Aplastic anemia is a condition where the bone marrow does not produce red and white blood cells and platelets. Aplastic anemia is a very rare condition with only between five and 10 cases per million being diagnosed in industrialized countries.
Although a very few people have congenital aplastic anemia, the majority of cases have no known cause. Of those where causation can be traced, the most common cause is exposure to environmental toxins or drugs. Many of the chemical substances known to cause aplastic anemia have been banned in the western world, but some are still used in developing countries where aplastic anemia is more prevalent.
It is known that some drugs that are used to treat cancer may destroy bone marrow cells and large amounts of radiotherapy treatment may also be a contributing factor.

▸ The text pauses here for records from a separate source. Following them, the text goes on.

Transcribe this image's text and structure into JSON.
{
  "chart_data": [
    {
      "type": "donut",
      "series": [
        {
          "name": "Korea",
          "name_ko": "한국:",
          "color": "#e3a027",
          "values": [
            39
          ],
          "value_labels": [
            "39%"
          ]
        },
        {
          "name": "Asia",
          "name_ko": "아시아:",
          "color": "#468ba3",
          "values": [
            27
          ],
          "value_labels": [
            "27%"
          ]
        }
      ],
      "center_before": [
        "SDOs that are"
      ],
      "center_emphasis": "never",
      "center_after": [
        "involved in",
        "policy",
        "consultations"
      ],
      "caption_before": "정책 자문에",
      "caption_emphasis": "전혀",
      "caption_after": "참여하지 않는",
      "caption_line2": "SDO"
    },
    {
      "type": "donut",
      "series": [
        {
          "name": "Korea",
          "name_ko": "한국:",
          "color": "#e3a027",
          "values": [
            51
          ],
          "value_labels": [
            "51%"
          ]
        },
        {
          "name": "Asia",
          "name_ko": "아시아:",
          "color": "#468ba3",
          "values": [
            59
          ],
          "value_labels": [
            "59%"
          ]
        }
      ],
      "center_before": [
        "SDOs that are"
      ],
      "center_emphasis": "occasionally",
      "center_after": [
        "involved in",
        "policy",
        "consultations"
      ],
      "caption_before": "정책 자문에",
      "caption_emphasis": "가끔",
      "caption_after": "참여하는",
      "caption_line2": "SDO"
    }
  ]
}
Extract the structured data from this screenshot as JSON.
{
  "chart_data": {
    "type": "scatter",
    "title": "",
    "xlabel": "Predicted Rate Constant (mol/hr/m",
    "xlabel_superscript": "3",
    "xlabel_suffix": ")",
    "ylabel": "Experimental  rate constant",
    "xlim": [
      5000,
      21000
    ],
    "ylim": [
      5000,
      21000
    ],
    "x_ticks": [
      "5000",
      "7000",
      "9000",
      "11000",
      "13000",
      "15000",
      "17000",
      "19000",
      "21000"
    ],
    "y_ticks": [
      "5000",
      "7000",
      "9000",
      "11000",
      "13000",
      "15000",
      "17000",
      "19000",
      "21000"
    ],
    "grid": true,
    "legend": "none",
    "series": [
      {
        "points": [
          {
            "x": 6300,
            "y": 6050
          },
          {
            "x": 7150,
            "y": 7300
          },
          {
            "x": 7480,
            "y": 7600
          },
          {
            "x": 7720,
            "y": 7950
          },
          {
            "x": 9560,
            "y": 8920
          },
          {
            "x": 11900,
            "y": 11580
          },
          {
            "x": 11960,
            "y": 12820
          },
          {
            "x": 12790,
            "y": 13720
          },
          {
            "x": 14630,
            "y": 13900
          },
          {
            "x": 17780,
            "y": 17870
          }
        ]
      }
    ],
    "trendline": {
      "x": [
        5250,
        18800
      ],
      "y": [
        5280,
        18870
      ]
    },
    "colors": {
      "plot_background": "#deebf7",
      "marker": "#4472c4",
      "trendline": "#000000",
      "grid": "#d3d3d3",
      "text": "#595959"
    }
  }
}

People suffering from aplastic anemia present with the following symptoms:
• increasing fatigue
• feeling weak and lacking energy
• shortness of breath
• areas of unexplained bruising and blood spots may be noticed on the skin
• sore throat
• fever and flu-like symptoms
If any or all of these symptoms are noted, immediate medical attention should be sought.
In cases of mild aplastic anemia, the person will often recover spontaneously once the causative agent is removed.
More severe cases often have complications, especially if the person has been hospitalized. Infection is the main concern, especially if chemotherapy drugs have been given via an indwelling intravenous line or if you have a catheter. Usually, the person will be kept under observation unless a fever develops that lasts for more than two hours, in which case antibiotics will be given.
If bleeding is present, the person may be given a blood and platelet transfusion to encourage clotting.
In severe cases of aplastic anemia where the patient is aged 50 or less, bone marrow transplantation from a sibling with an HL-A tissue type may be considered. The procedure entails harvesting stem cells from the sibling of the patient under general anesthetic and implanting them into the patient.
In cases where the patient is over the age of 50 and has no HL-A compatible sibling, immunosuppression will be the treatment used.
People who are diagnosed with aplastic anemia must be prepared for a life where blood and platelet transfusions may be necessary on a regular basis and drug therapy will be required.
There will always be a risk of infection and consequent serious, potentially life-threatening conditions. Contact sports should be avoided, although other exercise can be carried out safely when the patient has the energy to do so.
Some of the therapies used to treat aplastic anemia have side effects. Patients may suffer from repeated fever, rashes and joint pain. The immunosuppressant drug, cyclosporin can cause unusual hair growth and swelling of the gums. Patients on higher doses of this drug may also be at risk of kidney failure and high blood pressure.
Although aplastic anemia patients with a mild form of the condition can live a relatively fulfilling life with the right drug therapy, the fatality rate of severe aplastic anemia cases is high, largely due to complications following bone marrow transplantation or as a result of infection and blood poisoning.
Currently, an optimistic prognosis estimates that over 75% of patients can expect to enjoy long term survival post therapy.
Aplastic anemia is a very rare condition affecting the ability of the bone marrow to create blood cells. The condition is incurable but can be treated as outlined above. Life expectancy rates are low in cases of severe aplastic anemia, but patients with the milder form of the disease can expect to live for an average term.